Poiché l’energia viene distribuita in modo preciso e il profilo termico è prevedibile, si riduce anche lo scarto dovuto agli shock termici. Questo è particolarmente importante per i vetri rivestiti o temprati, dove le tensioni alle estremità e sulla superficie sono già elevate. Inoltre, si riduce anche il consumo energetico, visto che il sistema riscalda soltanto la zona necessaria, rimanendo fermo tra un ciclo e l’altro.
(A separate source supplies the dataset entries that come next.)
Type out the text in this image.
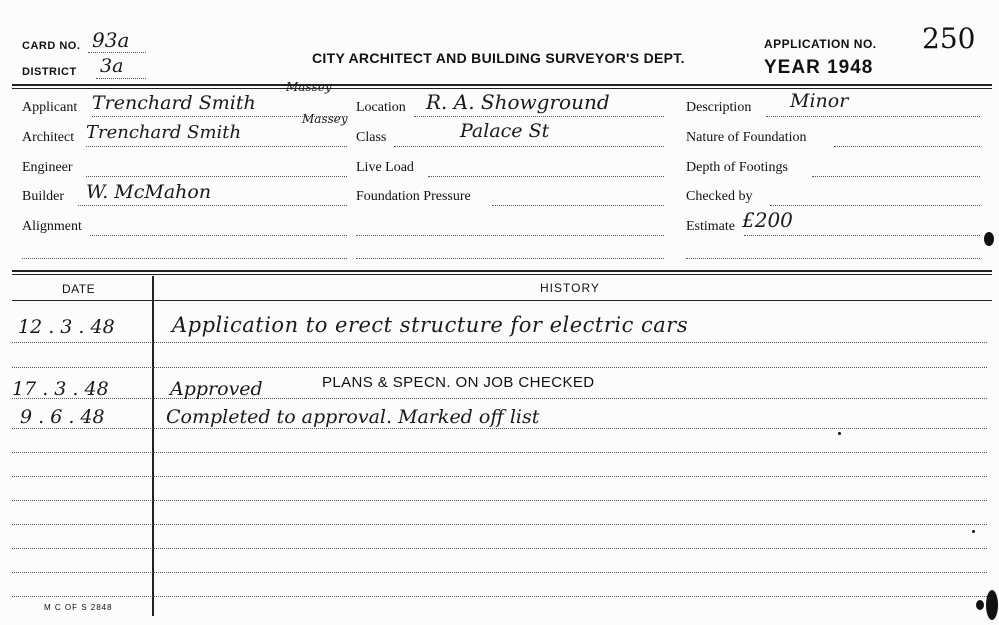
CARD NO. 93a
DISTRICT 3a	CITY ARCHITECT AND BUILDING SURVEYOR'S DEPT.
APPLICATION NO. 250
YEAR 1948
Applicant Trenchard Smith
Massey
Architect Trenchard Smith
Massey
Engineer
Builder W. McMahon
Alignment
Location R. A. Showground
Class	Palace St
Live Load
Foundation Pressure
Description Minor
Nature of Foundation
Depth of Footings
Checked by
Estimate £200
DATE	HISTORY
12 . 3 . 48	Application to erect structure for electric cars
17 . 3 . 48	Approved	PLANS & SPECN. ON JOB CHECKED
9 . 6 . 48	Completed to approval. Marked off list
M C OF S 2848
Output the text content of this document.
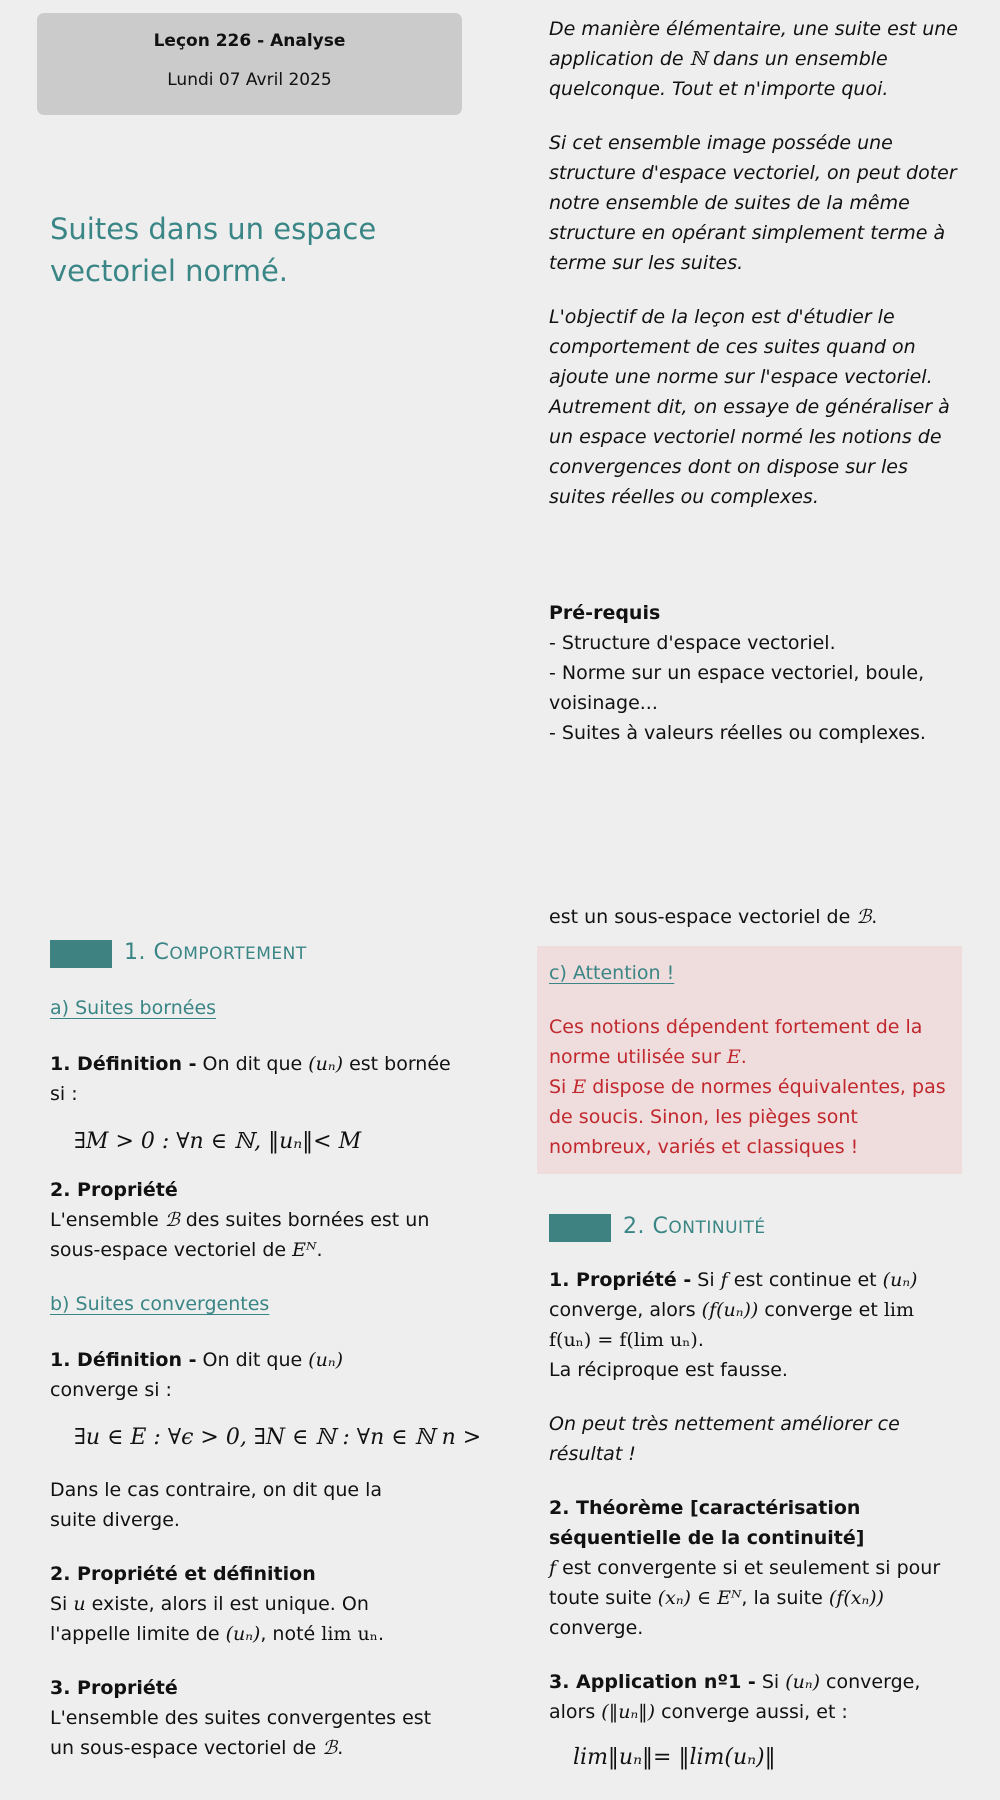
Leçon 226 - Analyse
Lundi 07 Avril 2025
Suites dans un espace vectoriel normé.

De manière élémentaire, une suite est une application de ℕ dans un ensemble quelconque. Tout et n'importe quoi.

Si cet ensemble image posséde une structure d'espace vectoriel, on peut doter notre ensemble de suites de la même structure en opérant simplement terme à terme sur les suites.

L'objectif de la leçon est d'étudier le comportement de ces suites quand on ajoute une norme sur l'espace vectoriel.

Autrement dit, on essaye de généraliser à un espace vectoriel normé les notions de convergences dont on dispose sur les suites réelles ou complexes.

Pré-requis
- Structure d'espace vectoriel.
- Norme sur un espace vectoriel, boule, voisinage...
- Suites à valeurs réelles ou complexes.
1. COMPORTEMENT
a) Suites bornées

1. Définition - On dit que (uₙ) est bornée si :

∃M > 0 : ∀n ∈ ℕ, ‖uₙ‖< M

2. Propriété
L'ensemble ℬ des suites bornées est un sous-espace vectoriel de Eᴺ.

b) Suites convergentes

1. Définition - On dit que (uₙ) converge si :

∃u ∈ E : ∀ϵ > 0, ∃N ∈ ℕ : ∀n ∈ ℕ n >

Dans le cas contraire, on dit que la suite diverge.

2. Propriété et définition
Si u existe, alors il est unique. On l'appelle limite de (uₙ), noté lim uₙ.

3. Propriété
L'ensemble des suites convergentes est un sous-espace vectoriel de ℬ.

est un sous-espace vectoriel de ℬ.
c) Attention !
Ces notions dépendent fortement de la norme utilisée sur E.
Si E dispose de normes équivalentes, pas de soucis. Sinon, les pièges sont nombreux, variés et classiques !
2. CONTINUITÉ

1. Propriété - Si f est continue et (uₙ) converge, alors (f(uₙ)) converge et lim f(uₙ) = f(lim uₙ).
La réciproque est fausse.

On peut très nettement améliorer ce résultat !

2. Théorème [caractérisation séquentielle de la continuité]
f est convergente si et seulement si pour toute suite (xₙ) ∈ Eᴺ, la suite (f(xₙ)) converge.

3. Application nº1 - Si (uₙ) converge, alors (‖uₙ‖) converge aussi, et :

lim‖uₙ‖= ‖lim(uₙ)‖
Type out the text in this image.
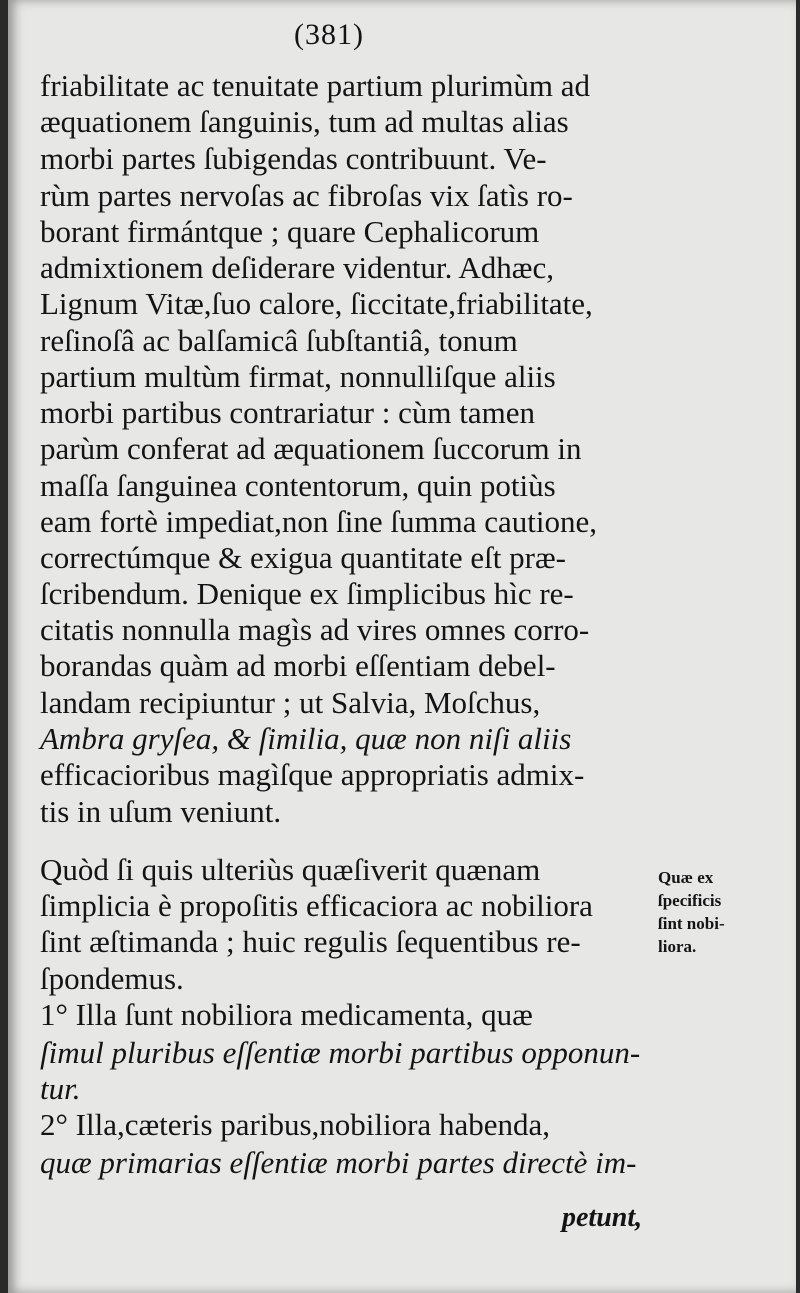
(381)
friabilitate ac tenuitate partium plurimùm ad
æquationem ſanguinis, tum ad multas alias
morbi partes ſubigendas contribuunt. Ve-
rùm partes nervoſas ac fibroſas vix ſatìs ro-
borant firmántque ; quare Cephalicorum
admixtionem deſiderare videntur. Adhæc,
Lignum Vitæ,ſuo calore, ſiccitate,friabilitate,
reſinoſâ ac balſamicâ ſubſtantiâ, tonum
partium multùm firmat, nonnulliſque aliis
morbi partibus contrariatur : cùm tamen
parùm conferat ad æquationem ſuccorum in
maſſa ſanguinea contentorum, quin potiùs
eam fortè impediat,non ſine ſumma cautione,
correctúmque & exigua quantitate eſt præ-
ſcribendum. Denique ex ſimplicibus hìc re-
citatis nonnulla magìs ad vires omnes corro-
borandas quàm ad morbi eſſentiam debel-
landam recipiuntur ; ut Salvia, Moſchus,
Ambra gryſea, & ſimilia, quæ non niſi aliis
efficacioribus magìſque appropriatis admix-
tis in uſum veniunt.
Quòd ſi quis ulteriùs quæſiverit quænam
ſimplicia è propoſitis efficaciora ac nobiliora
ſint æſtimanda ; huic regulis ſequentibus re-
ſpondemus.
1° Illa ſunt nobiliora medicamenta, quæ
ſimul pluribus eſſentiæ morbi partibus opponun-
tur.
2° Illa,cæteris paribus,nobiliora habenda,
quæ primarias eſſentiæ morbi partes directè im-
Quæ ex
ſpecificis
ſint nobi-
liora.
petunt,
Alcune considerazioni pratiche Il trattamento termico con NIR richiede che vi sia una linea visiva diretta tra il modulo di riscaldamento e l’adesivo. La copertura dell’adesivo, la conformazione della struttura e l’emissività del vetro devono essere costanti. Ombre o spessori variabili dell’adesivo possono causare problemi durante il processo di cottura.
L’installazione è semplice, ma è necessario che la posizione dei moduli e il flusso d’aria rispettino le caratteristiche della macchina. Lo spazio disponibile influisce sull’efficienza dei riflettori e sulla durata di vita degli elementi. Bisogna pianificare il tempo di cottura in base alle specifiche fornite dal produttore dell’adesivo, e non in base ai limiti imposti dal riscaldatore. In questo modo, il processo funzionerà correttamente.